Sportwettenanbieter Oddset erlebt neue Turbulenzen

21/08/2020

Sportwettenanbieter Oddset erlebt nach einem von Kunden behaupteten Einzellotterie-Einzelhändler neue Turbulenzen. Andreas Schmidt, Vorsitzender der Sozialdemokratischen Partei (SPD) im Bundesland Sachsen-Anhalt, forderte am Freitag sein Bundesland auf, sich vom Oddset-Wettgeschäft des Bundeslandes zu distanzieren. Andreas gab an, dass Sachsen-Anhalt in den Jahren 2017 bis 2018 vier der zehn umsatzstärksten Nutzer des Sportwettenanbieter Oddset Produkts ausmachte. Zusätzlich forderten die vier Benutzer Gewinne in Höhe von 300.000 Euro. Dies entsprach etwa der Hälfte aller Gewinne von Oddset-Kunden im Bundesstaat. Zu den vier Spielern gehörte ein Lotteriehändler in Zerbst, Marie Hebnarova, bei dem alle verdächtigen Einsätze getätigt wurden. Hebranova hat seitdem die Durchführung dieses Oddset-Vorgangs eingestellt, und Lotterie-Einzelhändler sollten nicht an Oddset-Wettbewerben teilnehmen.

Außerhalb dieser Einzelhandelsbeteiligung ist unklar, dass die Wetten des Quartetts gegen Gesetze im Zusammenhang mit der Geschäftstätigkeit von Oddset verstießen. Die Sorge scheint jedoch die inhärente Fairness des Systems zu sein, so wie 2015 berichtet wurde, dass nur 1,3% der täglichen Fantasy-Sportler in den USA behaupteten, 91% der DFS-Gewinne hätten ein wenig schmeichelhaftes Licht darauf geworfen, wie dieses System legal gespielt werden könnte. Einige Staatspolitiker fordern, dass sich der Staat vollständig vom Oddset-Markt zurückzieht. Andere Parteien verfolgen einen maßvollen Ansatz und sagen, das Problem sei auf eine unzureichende Überwachung des Sportwettenanbieter Oddset Managements zurückzuführen, nicht auf das Produkt selbst.
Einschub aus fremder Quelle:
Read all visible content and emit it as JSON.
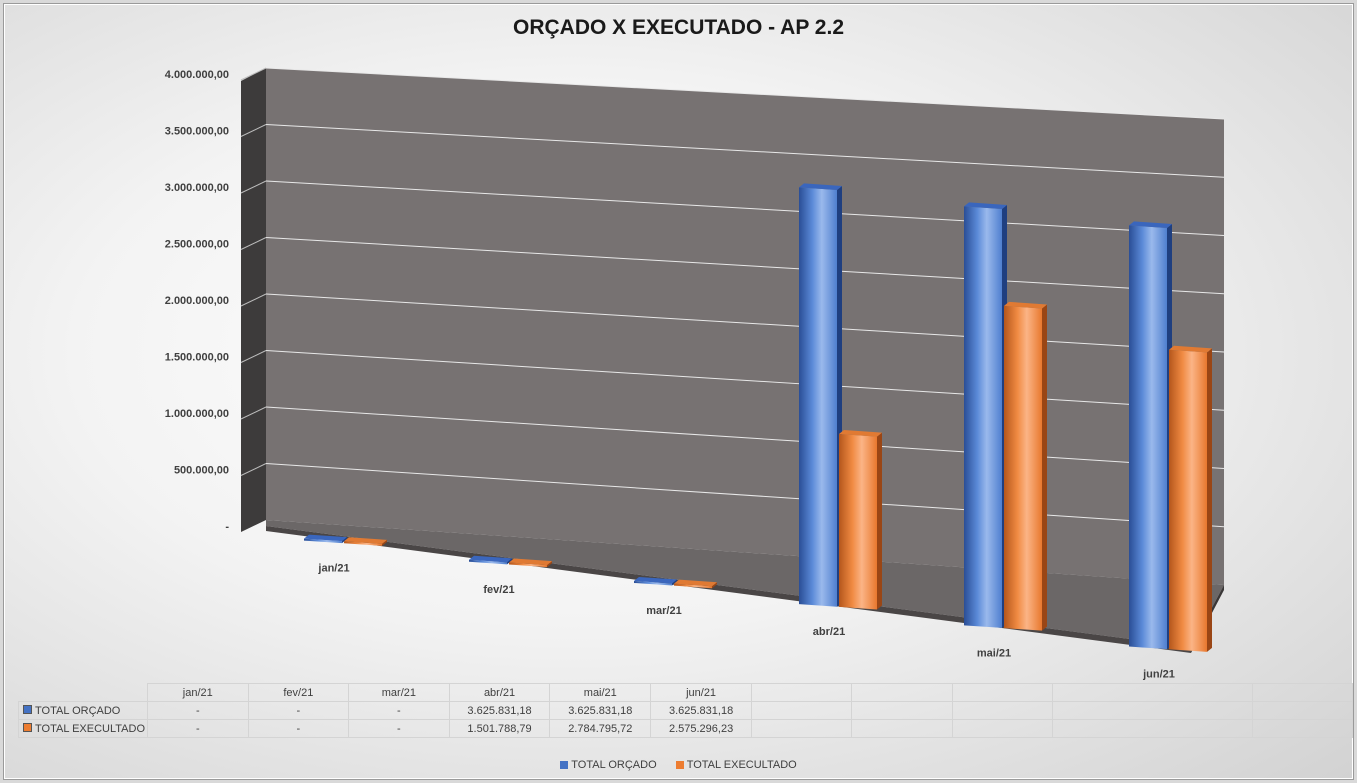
{
  "chart_data": {
    "type": "bar",
    "title": "ORÇADO X EXECUTADO - AP 2.2",
    "categories": [
      "jan/21",
      "fev/21",
      "mar/21",
      "abr/21",
      "mai/21",
      "jun/21"
    ],
    "series": [
      {
        "name": "TOTAL ORÇADO",
        "values": [
          0,
          0,
          0,
          3625831.18,
          3625831.18,
          3625831.18
        ],
        "labels": [
          "-",
          "-",
          "-",
          "3.625.831,18",
          "3.625.831,18",
          "3.625.831,18"
        ],
        "color": "#4472c4"
      },
      {
        "name": "TOTAL EXECULTADO",
        "values": [
          0,
          0,
          0,
          1501788.79,
          2784795.72,
          2575296.23
        ],
        "labels": [
          "-",
          "-",
          "-",
          "1.501.788,79",
          "2.784.795,72",
          "2.575.296,23"
        ],
        "color": "#ed7d31"
      }
    ],
    "ylim": [
      0,
      4000000
    ],
    "yticks": [
      0,
      500000,
      1000000,
      1500000,
      2000000,
      2500000,
      3000000,
      3500000,
      4000000
    ],
    "ytick_labels": [
      "-",
      "500.000,00",
      "1.000.000,00",
      "1.500.000,00",
      "2.000.000,00",
      "2.500.000,00",
      "3.000.000,00",
      "3.500.000,00",
      "4.000.000,00"
    ],
    "grid": true,
    "legend": "bottom",
    "data_table": true,
    "style": "3d-column"
  }
}
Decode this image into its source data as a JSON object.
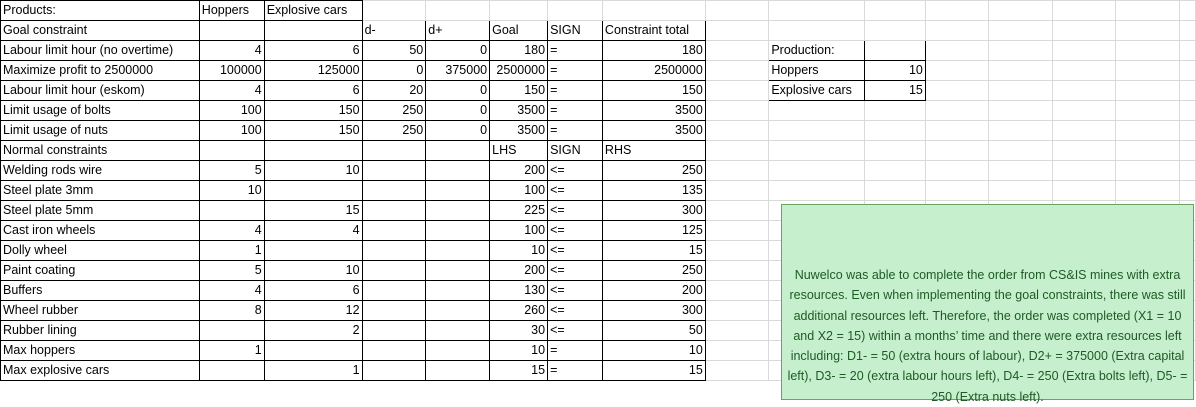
{
  "headers": {
    "products": "Products:",
    "hoppers": "Hoppers",
    "explosive_cars": "Explosive cars",
    "goal_constraint": "Goal constraint",
    "d_minus": "d-",
    "d_plus": "d+",
    "goal": "Goal",
    "sign": "SIGN",
    "constraint_total": "Constraint total",
    "normal_constraints": "Normal constraints",
    "lhs": "LHS",
    "sign2": "SIGN",
    "rhs": "RHS"
  },
  "goal_rows": [
    {
      "label": "Labour limit hour (no overtime)",
      "hoppers": "4",
      "cars": "6",
      "dminus": "50",
      "dplus": "0",
      "goal": "180",
      "sign": "=",
      "total": "180"
    },
    {
      "label": "Maximize profit to 2500000",
      "hoppers": "100000",
      "cars": "125000",
      "dminus": "0",
      "dplus": "375000",
      "goal": "2500000",
      "sign": "=",
      "total": "2500000"
    },
    {
      "label": "Labour limit hour (eskom)",
      "hoppers": "4",
      "cars": "6",
      "dminus": "20",
      "dplus": "0",
      "goal": "150",
      "sign": "=",
      "total": "150"
    },
    {
      "label": "Limit usage of bolts",
      "hoppers": "100",
      "cars": "150",
      "dminus": "250",
      "dplus": "0",
      "goal": "3500",
      "sign": "=",
      "total": "3500"
    },
    {
      "label": "Limit usage of nuts",
      "hoppers": "100",
      "cars": "150",
      "dminus": "250",
      "dplus": "0",
      "goal": "3500",
      "sign": "=",
      "total": "3500"
    }
  ],
  "normal_rows": [
    {
      "label": "Welding rods wire",
      "hoppers": "5",
      "cars": "10",
      "lhs": "200",
      "sign": "<=",
      "rhs": "250"
    },
    {
      "label": "Steel plate 3mm",
      "hoppers": "10",
      "cars": "",
      "lhs": "100",
      "sign": "<=",
      "rhs": "135"
    },
    {
      "label": "Steel plate 5mm",
      "hoppers": "",
      "cars": "15",
      "lhs": "225",
      "sign": "<=",
      "rhs": "300"
    },
    {
      "label": "Cast iron wheels",
      "hoppers": "4",
      "cars": "4",
      "lhs": "100",
      "sign": "<=",
      "rhs": "125"
    },
    {
      "label": "Dolly wheel",
      "hoppers": "1",
      "cars": "",
      "lhs": "10",
      "sign": "<=",
      "rhs": "15"
    },
    {
      "label": "Paint coating",
      "hoppers": "5",
      "cars": "10",
      "lhs": "200",
      "sign": "<=",
      "rhs": "250"
    },
    {
      "label": "Buffers",
      "hoppers": "4",
      "cars": "6",
      "lhs": "130",
      "sign": "<=",
      "rhs": "200"
    },
    {
      "label": "Wheel rubber",
      "hoppers": "8",
      "cars": "12",
      "lhs": "260",
      "sign": "<=",
      "rhs": "300"
    },
    {
      "label": "Rubber lining",
      "hoppers": "",
      "cars": "2",
      "lhs": "30",
      "sign": "<=",
      "rhs": "50"
    },
    {
      "label": "Max hoppers",
      "hoppers": "1",
      "cars": "",
      "lhs": "10",
      "sign": "=",
      "rhs": "10"
    },
    {
      "label": "Max explosive cars",
      "hoppers": "",
      "cars": "1",
      "lhs": "15",
      "sign": "=",
      "rhs": "15"
    }
  ],
  "production": {
    "title": "Production:",
    "rows": [
      {
        "label": "Hoppers",
        "value": "10"
      },
      {
        "label": "Explosive cars",
        "value": "15"
      }
    ]
  },
  "note_text": "Nuwelco was able to complete the order from CS&IS mines with extra resources. Even when implementing the goal constraints, there was still additional resources left. Therefore, the order was completed (X1 = 10 and X2 = 15) within a months’ time and there were extra resources left including: D1- = 50 (extra hours of labour), D2+ = 375000 (Extra capital left), D3- = 20 (extra labour hours left), D4- = 250 (Extra bolts left), D5- = 250 (Extra nuts left).",
  "colors": {
    "note_bg": "#c6efce",
    "note_text": "#1e5b24",
    "gridline": "#d9d9d9"
  }
}
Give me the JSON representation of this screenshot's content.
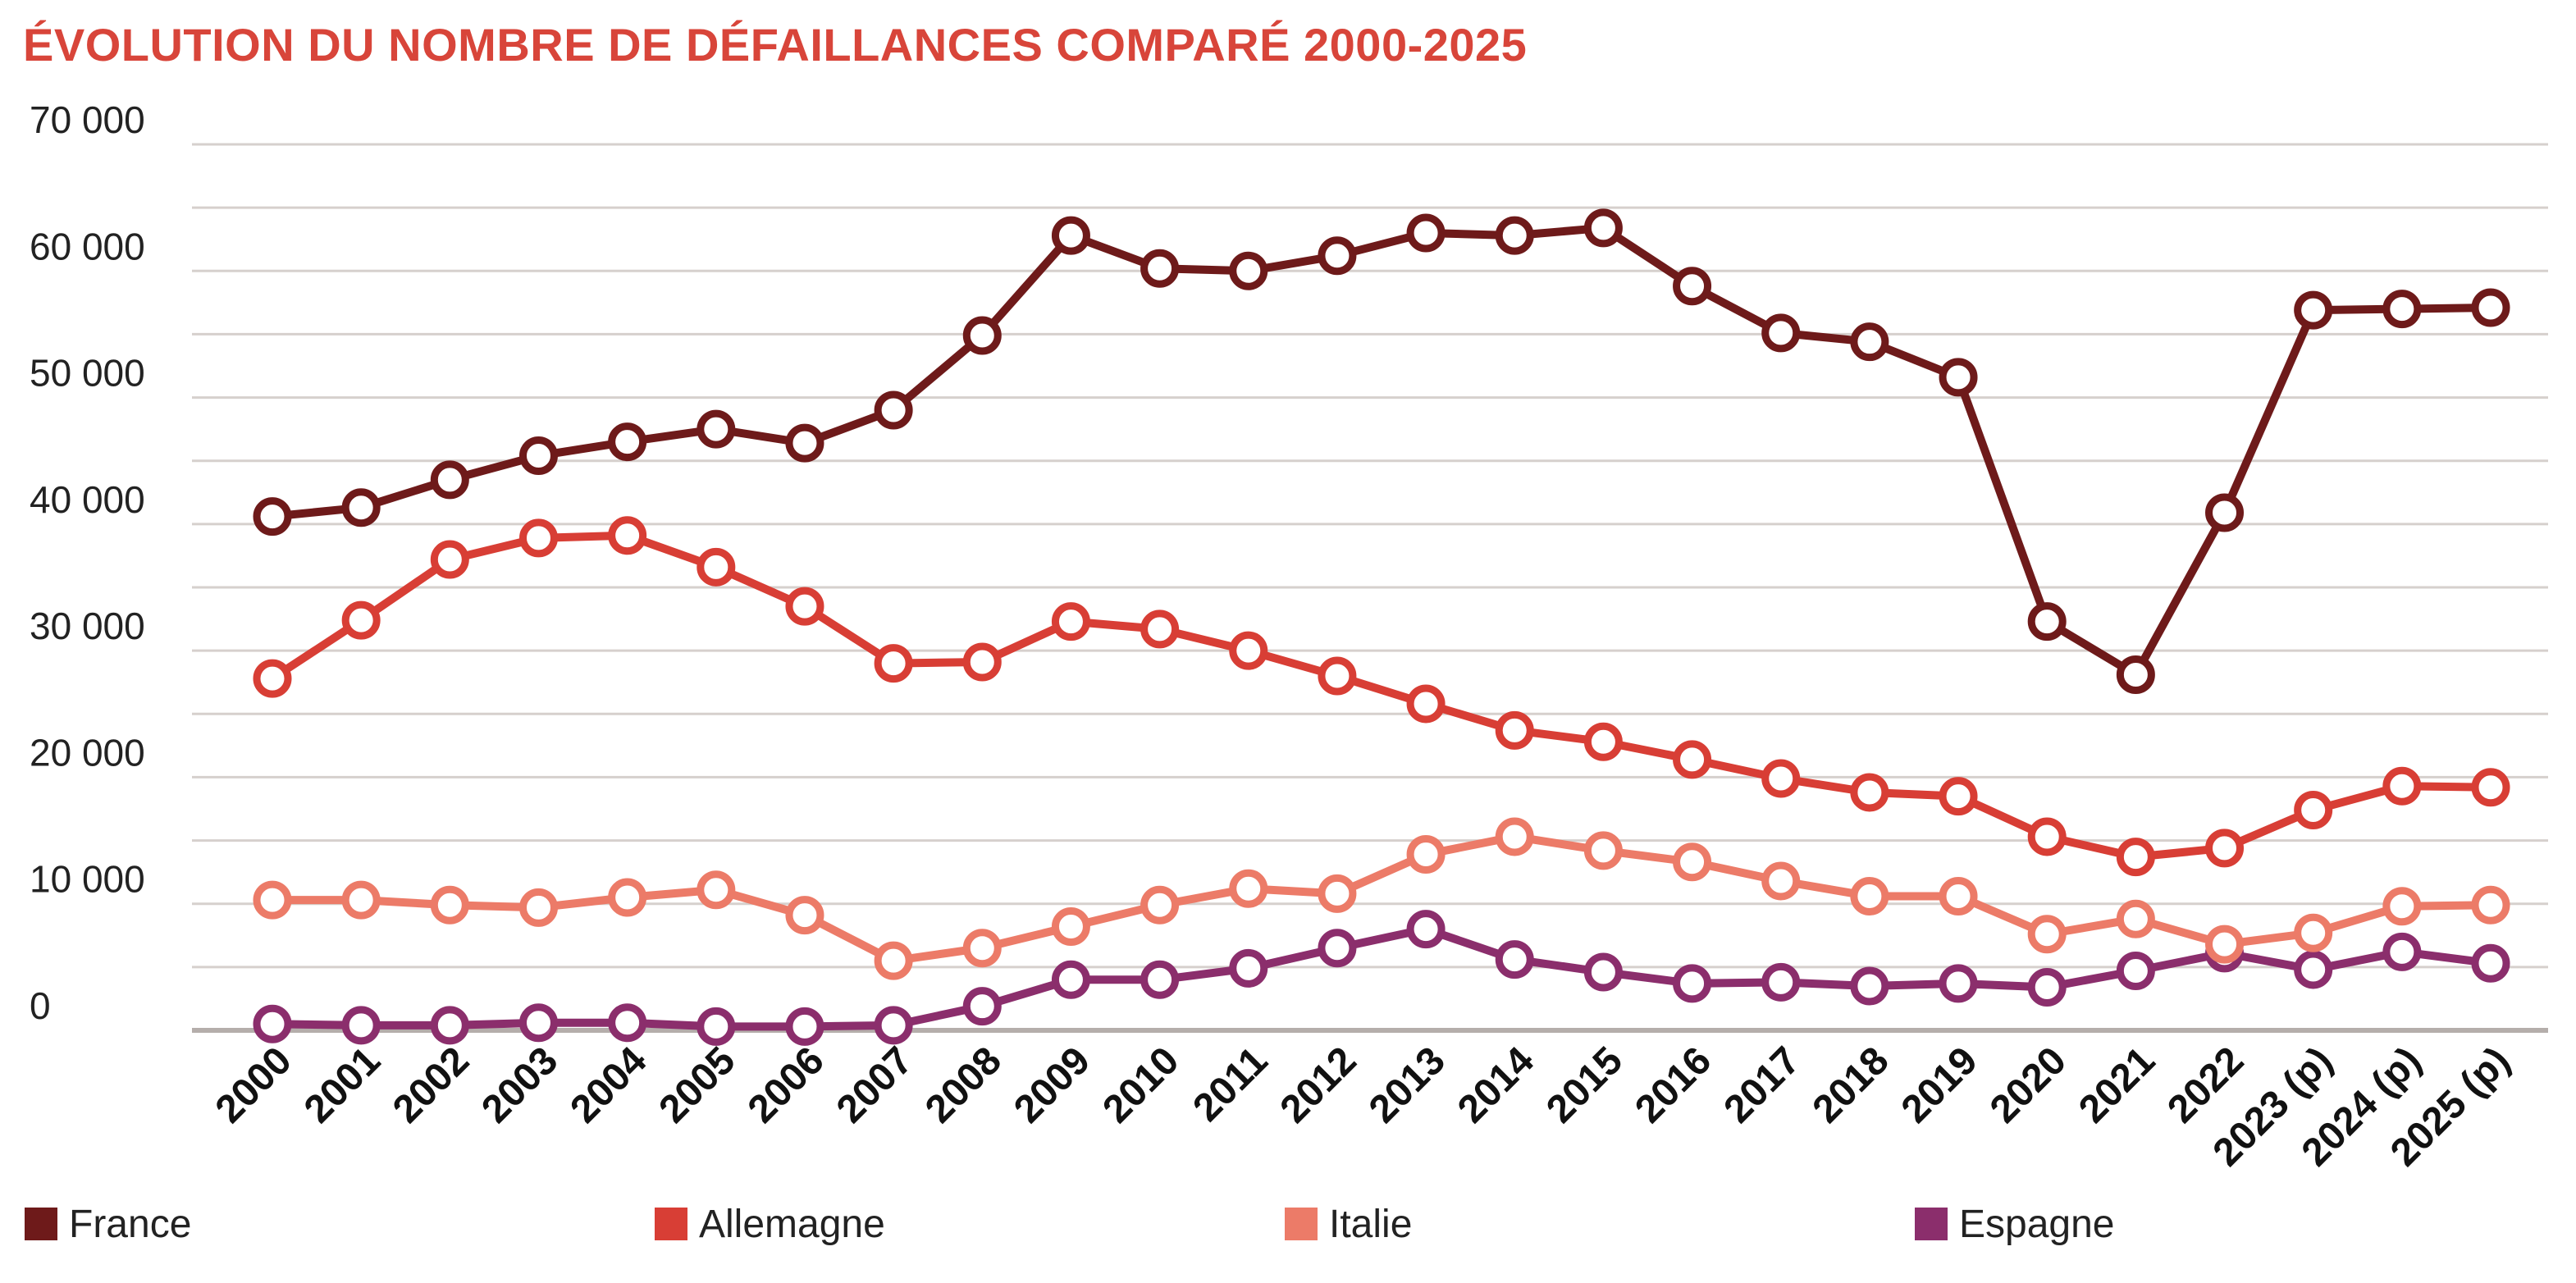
{
  "chart_data": {
    "type": "line",
    "title": "ÉVOLUTION DU NOMBRE DE DÉFAILLANCES COMPARÉ 2000-2025",
    "xlabel": "",
    "ylabel": "",
    "ylim": [
      0,
      70000
    ],
    "yticks": [
      {
        "value": 0,
        "label": "0"
      },
      {
        "value": 10000,
        "label": "10 000"
      },
      {
        "value": 20000,
        "label": "20 000"
      },
      {
        "value": 30000,
        "label": "30 000"
      },
      {
        "value": 40000,
        "label": "40 000"
      },
      {
        "value": 50000,
        "label": "50 000"
      },
      {
        "value": 60000,
        "label": "60 000"
      },
      {
        "value": 70000,
        "label": "70 000"
      }
    ],
    "grid": true,
    "legend_position": "bottom",
    "categories": [
      "2000",
      "2001",
      "2002",
      "2003",
      "2004",
      "2005",
      "2006",
      "2007",
      "2008",
      "2009",
      "2010",
      "2011",
      "2012",
      "2013",
      "2014",
      "2015",
      "2016",
      "2017",
      "2018",
      "2019",
      "2020",
      "2021",
      "2022",
      "2023 (p)",
      "2024 (p)",
      "2025 (p)"
    ],
    "series": [
      {
        "name": "France",
        "color": "#6e1a1a",
        "values": [
          40600,
          41300,
          43500,
          45400,
          46500,
          47500,
          46400,
          49000,
          54900,
          62800,
          60200,
          60000,
          61200,
          63000,
          62800,
          63400,
          58800,
          55100,
          54400,
          51600,
          32300,
          28100,
          40900,
          56900,
          57000,
          57100
        ]
      },
      {
        "name": "Allemagne",
        "color": "#d83e35",
        "values": [
          27800,
          32400,
          37200,
          38900,
          39100,
          36600,
          33500,
          29000,
          29100,
          32300,
          31700,
          30000,
          28000,
          25800,
          23700,
          22800,
          21400,
          19900,
          18800,
          18500,
          15300,
          13700,
          14400,
          17400,
          19300,
          19200
        ]
      },
      {
        "name": "Italie",
        "color": "#ec7b68",
        "values": [
          10300,
          10300,
          9900,
          9700,
          10500,
          11100,
          9100,
          5500,
          6500,
          8200,
          9900,
          11200,
          10800,
          13900,
          15300,
          14200,
          13300,
          11800,
          10600,
          10600,
          7600,
          8800,
          6800,
          7700,
          9800,
          9900
        ]
      },
      {
        "name": "Espagne",
        "color": "#8b2e6c",
        "values": [
          500,
          400,
          400,
          600,
          600,
          300,
          300,
          400,
          1900,
          4000,
          4000,
          4900,
          6500,
          8000,
          5600,
          4600,
          3700,
          3800,
          3500,
          3700,
          3400,
          4700,
          6100,
          4800,
          6200,
          5300
        ]
      }
    ]
  }
}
Es gibt auch wachsende Bedenken, ob die Wetteinsätze des Quartetts illegal sind und ob es hier um Geldwäsche geht. Der staatliche Lotteriebetreiber steht unter Beschuss, weil er offenbar einen Geldwäschebericht eines Dritten von einem parlamentarischen Ausschuss in Sachsen-Anhalt zurückgehalten hat, der mit der Untersuchung vermuteter Unregelmäßigkeiten bei Oddset-Operationen beauftragt wurde. Der Geldwäschebericht wurde im Oktober 2018 bei Lotto Sachsen-Anhalt eingereicht, aber erst letzte Woche dem Ausschuss übergeben. Das Komitee, das am Freitag erneut zusammentreten soll, hat sowohl Hebranova als auch einen ihrer ehemaligen Mitarbeiter aufgefordert, über alle Wettaktivitäten des Shops auszusagen. Der Online-Wettbetrieb von Oddset ist in Sachsen-Anhalt zurzeit nicht erlaubt, aber der Wandel kommt schnell. Am 1. Juli 2021 soll der neue Bundesvertrag über Glücksspiele in Kraft treten, der es internationalen Betreibern ermöglicht, erstmals landesweit Online Sportwetten, Casino- und Pokerprodukte auf rechtlicher Basis und bestimmten Einschränkungen anzubieten.